Molecular transducers of exercise training adaptations in young and aged skeletal muscle

Besides neurodegeneration, musculoskeletal weakness is the main cause for the loss of independence and nursing home placement in elderly individuals. The high morbidity, mortality and costs associated with functional degeneration and linked comorbidities are a major threat to healthcare systems and society. Exercise training, even when applied later in life, is the single most effective intervention to preserve and/or improve muscle function and cardiovascular deficits but also shows significant benefits in preventing and/or treating neurodegenerative disorders and other diseases related to a sedentary life style or aging. However, the molecular mechanisms underlying the potent effect of exercise are still poorly understood. Consequently, alternative treatment options for partially or fully exercise intolerant populations or individuals unwilling to exercise are lacking.
The overarching goal of this thesis was to improve the mechanistic understanding of exercise training adaptation to foster the development of novel pharmacological and/or exercise-based therapies to preserve and/or enhance cardiovascular and muscle function. First, the potential of recombinant IL-6 to act as a therapeutic agent for the treatment and/or prevention of age-related frailty was tested in old mice. Second, a comprehensive characterization of the systemic and muscle-specific adaptations to voluntary low-load (Run) and progressive resistance (RR) wheel running in young mice was performed. Third, an innovative tool to study the mechanisms by which PGC-1α mediates endurance exercise adaptions in skeletal muscle in vivo was finalized, validated and applied.
IL-6 combined with exercise bouts potentiated the adaptive response of skeletal muscle to endurance training, characterized by superior fatigue resistance. In sedentary mice, IL-6 had only minor effects on the assessed outcome measures.
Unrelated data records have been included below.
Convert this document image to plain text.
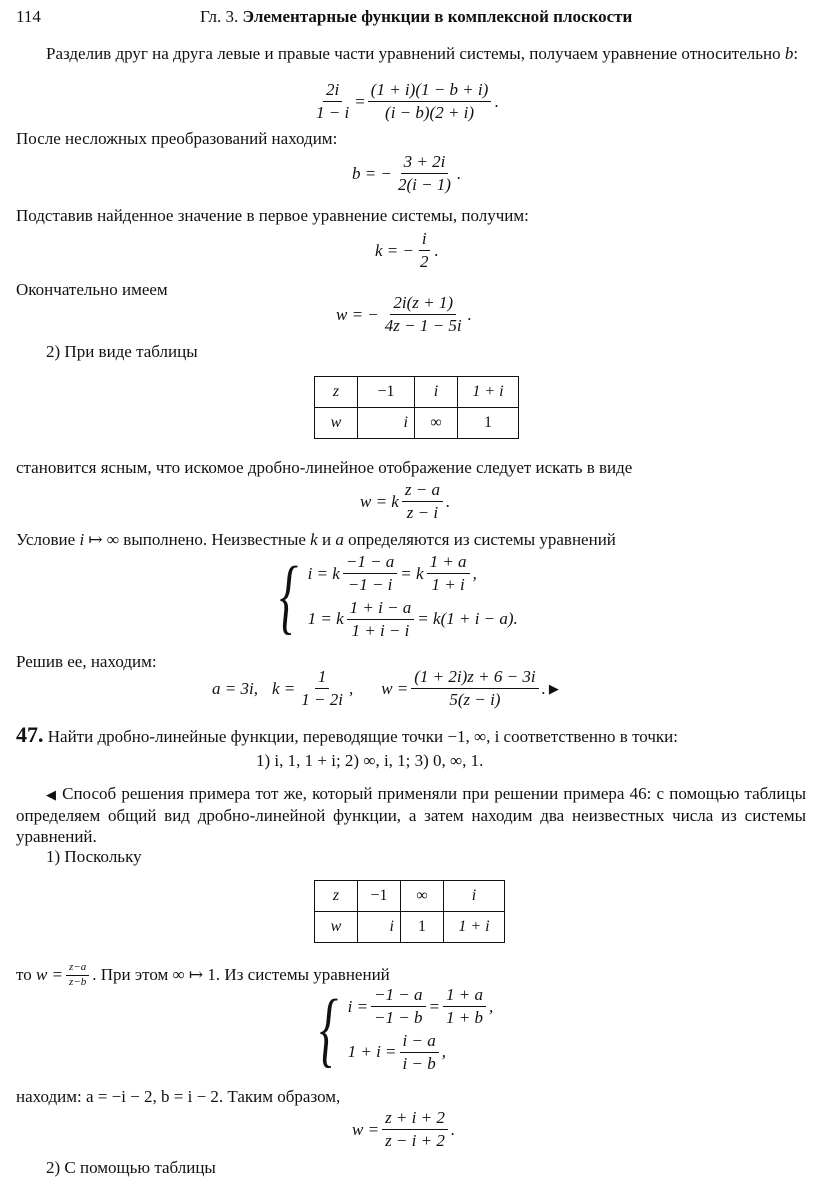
114	Гл. 3. Элементарные функции в комплексной плоскости
Разделив друг на друга левые и правые части уравнений системы, получаем уравнение относительно b:
$\frac{2i}{1 - i} = \frac{(1 + i)(1 - b + i)}{(i - b)(2 + i)}$ .
После несложных преобразований находим:
b = − $\frac{3 + 2i}{2(i - 1)}$ .
Подставив найденное значение в первое уравнение системы, получим:
k = − $\frac{i}{2}$ .
Окончательно имеем
w = − $\frac{2i(z + 1)}{4z - 1 - 5i}$ .
2) При виде таблицы
z	−1	i	1 + i
w	i	∞	1
становится ясным, что искомое дробно-линейное отображение следует искать в виде
w = k $\frac{z - a}{z - i}$ .
Условие i ↦ ∞ выполнено. Неизвестные k и a определяются из системы уравнений
{ i = k $\frac{-1 - a}{-1 - i} = k \frac{1 + a}{1 + i}$ ,
1 = k $\frac{1 + i - a}{1 + i - i} = k(1 + i - a)$.
Решив ее, находим:
a = 3i, $k = \frac{1}{1 - 2i}$ , $w = \frac{(1 + 2i)z + 6 - 3i}{5(z - i)}$ . ▶
47. Найти дробно-линейные функции, переводящие точки −1, ∞, i соответственно в точки:
1) i, 1, 1 + i; 2) ∞, i, 1; 3) 0, ∞, 1.
◀ Способ решения примера тот же, который применяли при решении примера 46: с помощью таблицы определяем общий вид дробно-линейной функции, а затем находим два неизвестных числа из системы уравнений.
1) Поскольку
z	−1	∞	i
w	i	1	1 + i
то
$w = \frac{z-a}{z-b}$ . При этом ∞ ↦ 1. Из системы уравнений
{ $i = \frac{-1 - a}{-1 - b} = \frac{1 + a}{1 + b}$ ,
$1 + i = \frac{i - a}{i - b}$ ,
находим: a = −i − 2, b = i − 2. Таким образом,
$w = \frac{z + i + 2}{z - i + 2}$ .
2) С помощью таблицы
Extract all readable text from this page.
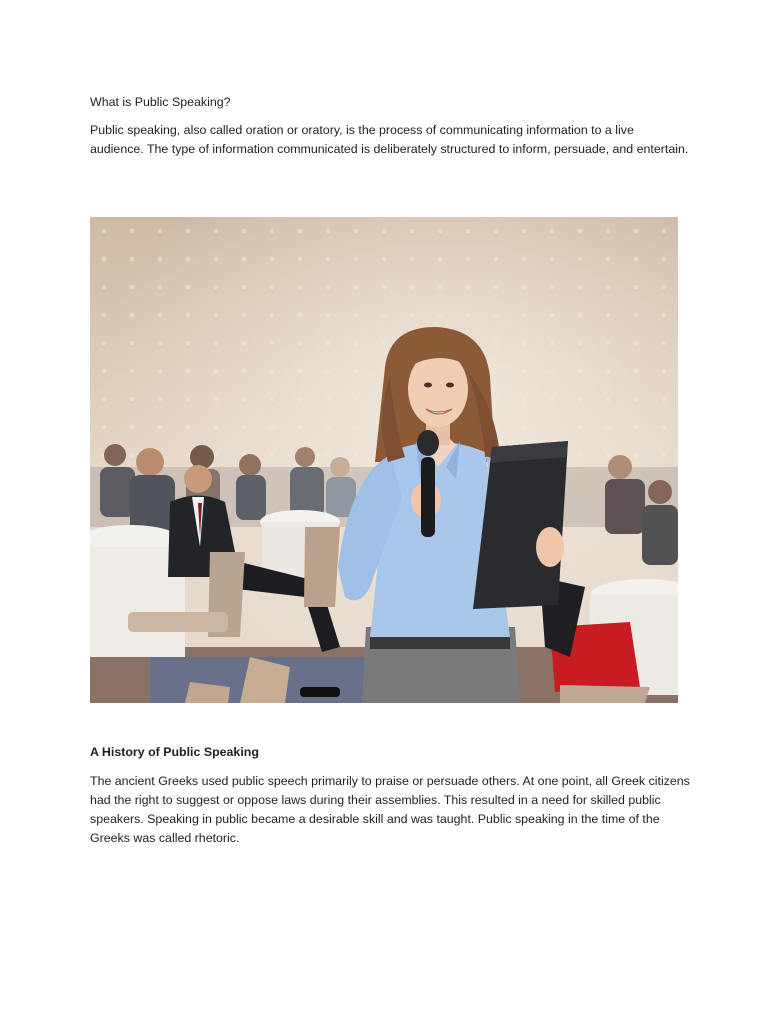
What is Public Speaking?

Public speaking, also called oration or oratory, is the process of communicating information to a live audience. The type of information communicated is deliberately structured to inform, persuade, and entertain.

A History of Public Speaking

The ancient Greeks used public speech primarily to praise or persuade others. At one point, all Greek citizens had the right to suggest or oppose laws during their assemblies. This resulted in a need for skilled public speakers. Speaking in public became a desirable skill and was taught. Public speaking in the time of the Greeks was called rhetoric.
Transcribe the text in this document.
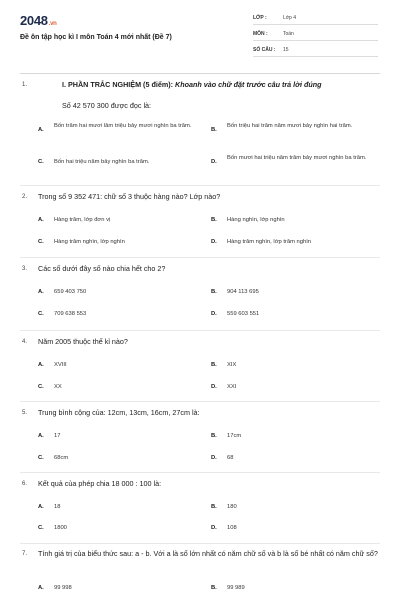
2048.vn
Đề ôn tập học kì I môn Toán 4 mới nhất (Đề 7)
LỚP :	Lớp 4
MÔN :	Toán
SỐ CÂU : 15
1.	I. PHẦN TRẮC NGHIỆM (5 điểm): Khoanh vào chữ đặt trước câu trả lời đúng
Số 42 570 300 được đọc là:
A.
Bốn trăm hai mươi lăm triệu bảy mươi nghìn ba trăm.
B.
Bốn triệu hai trăm năm mươi bảy nghìn hai trăm.
C. Bốn hai triệu năm bảy nghìn ba trăm.	D.
Bốn mươi hai triệu năm trăm bảy mươi nghìn ba trăm.
2. Trong số 9 352 471: chữ số 3 thuộc hàng nào? Lớp nào?
A. Hàng trăm, lớp đơn vị	B. Hàng nghìn, lớp nghìn
C. Hàng trăm nghìn, lớp nghìn	D. Hàng trăm nghìn, lớp trăm nghìn
3. Các số dưới đây số nào chia hết cho 2?
A. 659 403 750	B. 904 113 695
C. 709 638 553	D. 559 603 551
4. Năm 2005 thuộc thế kỉ nào?
A. XVIII	B. XIX
C. XX	D. XXI
5. Trung bình cộng của: 12cm, 13cm, 16cm, 27cm là:
A. 17	B. 17cm
C. 68cm	D. 68
6. Kết quả của phép chia 18 000 : 100 là:
A. 18	B. 180
C. 1800	D. 108
7. Tính giá trị của biểu thức sau: a - b. Với a là số lớn nhất có năm chữ số và b là số bé nhất có năm chữ số?
A. 99 998	B. 99 989
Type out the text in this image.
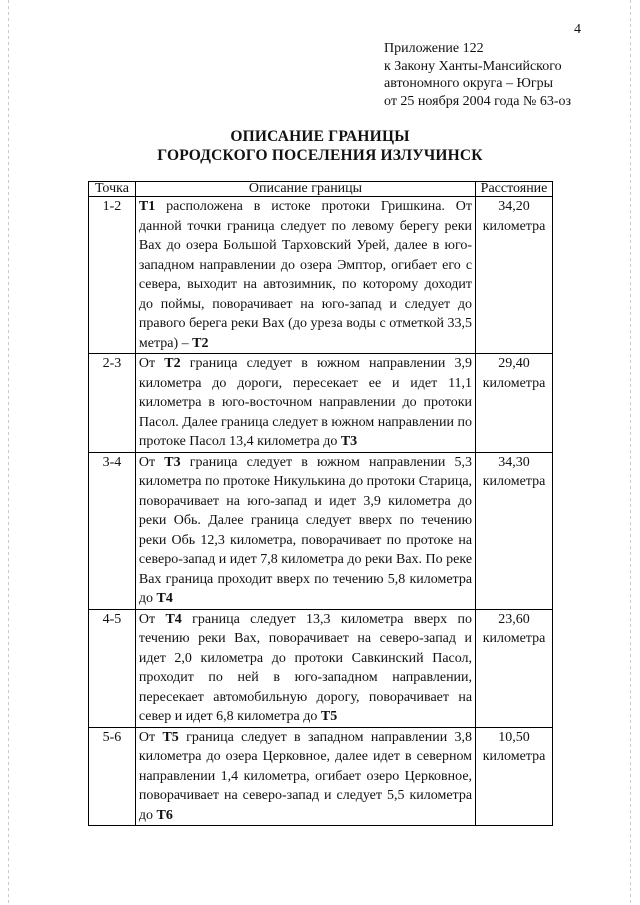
4
Приложение 122
к Закону Ханты-Мансийского
автономного округа – Югры
от 25 ноября 2004 года № 63-оз
ОПИСАНИЕ ГРАНИЦЫ
ГОРОДСКОГО ПОСЕЛЕНИЯ ИЗЛУЧИНСК
Точка	Описание границы	Расстояние
1-2	Т1 расположена в истоке протоки Гришкина. От данной точки граница следует по левому берегу реки Вах до озера Большой Тарховский Урей, далее в юго-западном направлении до озера Эмптор, огибает его с севера, выходит на автозимник, по которому доходит до поймы, поворачивает на юго-запад и следует до правого берега реки Вах (до уреза воды с отметкой 33,5 метра) – Т2	34,20
километра

2-3	От Т2 граница следует в южном направлении 3,9 километра до дороги, пересекает ее и идет 11,1 километра в юго-восточном направлении до протоки Пасол. Далее граница следует в южном направлении по протоке Пасол 13,4 километра до Т3	29,40
километра

3-4	От Т3 граница следует в южном направлении 5,3 километра по протоке Никулькина до протоки Старица, поворачивает на юго-запад и идет 3,9 километра до реки Обь. Далее граница следует вверх по течению реки Обь 12,3 километра, поворачивает по протоке на северо-запад и идет 7,8 километра до реки Вах. По реке Вах граница проходит вверх по течению 5,8 километра до Т4	34,30
километра

4-5	От Т4 граница следует 13,3 километра вверх по течению реки Вах, поворачивает на северо-запад и идет 2,0 километра до протоки Савкинский Пасол, проходит по ней в юго-западном направлении, пересекает автомобильную дорогу, поворачивает на север и идет 6,8 километра до Т5	23,60
километра

5-6	От Т5 граница следует в западном направлении 3,8 километра до озера Церковное, далее идет в северном направлении 1,4 километра, огибает озеро Церковное, поворачивает на северо-запад и следует 5,5 километра до Т6	10,50
километра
However, the treatment appeared to be safe and well tolerated in both trained and untrained animals. Both wheel running-based training modalities increased V̇O2peak, while Run more strongly improved submaximal running performance compared to RR. Conversely, only RR induced gains in grip strength and more effectively increased M. soleus mass, most likely via connective tissue and/or extracellular matrix remodeling. The PGC-1α1 protein-interactome was found to massively expand and change its composition in response to a single bout of exhaustive treadmill running in a time-dependent manner. In addition, a series of experiments indicated that the exact expression pattern of the alternative promoter has to be clarified, in particular regarding the independent expression of the alternative first exons E1b and E1c. Finally, besides potential shorter isoforms, our results suggested that a large amount of PGC-1α that arises from the alternative promoter following exercise is the full-length variant.
The observed effects of IL-6 treatment point towards a direct role of the systemic increase of this myokine in training adaptation, at least in older mice. If these results can be translated to elderly individuals, IL-6 treatment could not only improve training interventions, and hence increase adherence and compliance, but also directly result in massive improvement of quality of life. This would be of great value to overcome one of the biggest challenges of exercise-based interventions in elderly populations – the reduced training response or even exercise intolerance. We conclude that RR provides a hybrid stimulus of endurance- and resistance-exercise components and thereby elicits the complete spectrum of structural, functional and metabolic training adaptations. RR could therefore be used as translational model for concurrent training in humans. Moreover, collective data from this study will facilitate training model selection for exercise and muscle researchers and thereby help to elucidate the mechanisms underlying exercise training adaptation. Investigation of targets emerging from the protein-interactome data set and additional future experiments enabled by the PGC-1α1 tagged mouse will advance our understanding of how this coregulator protein mediates an endurance-training phenotype.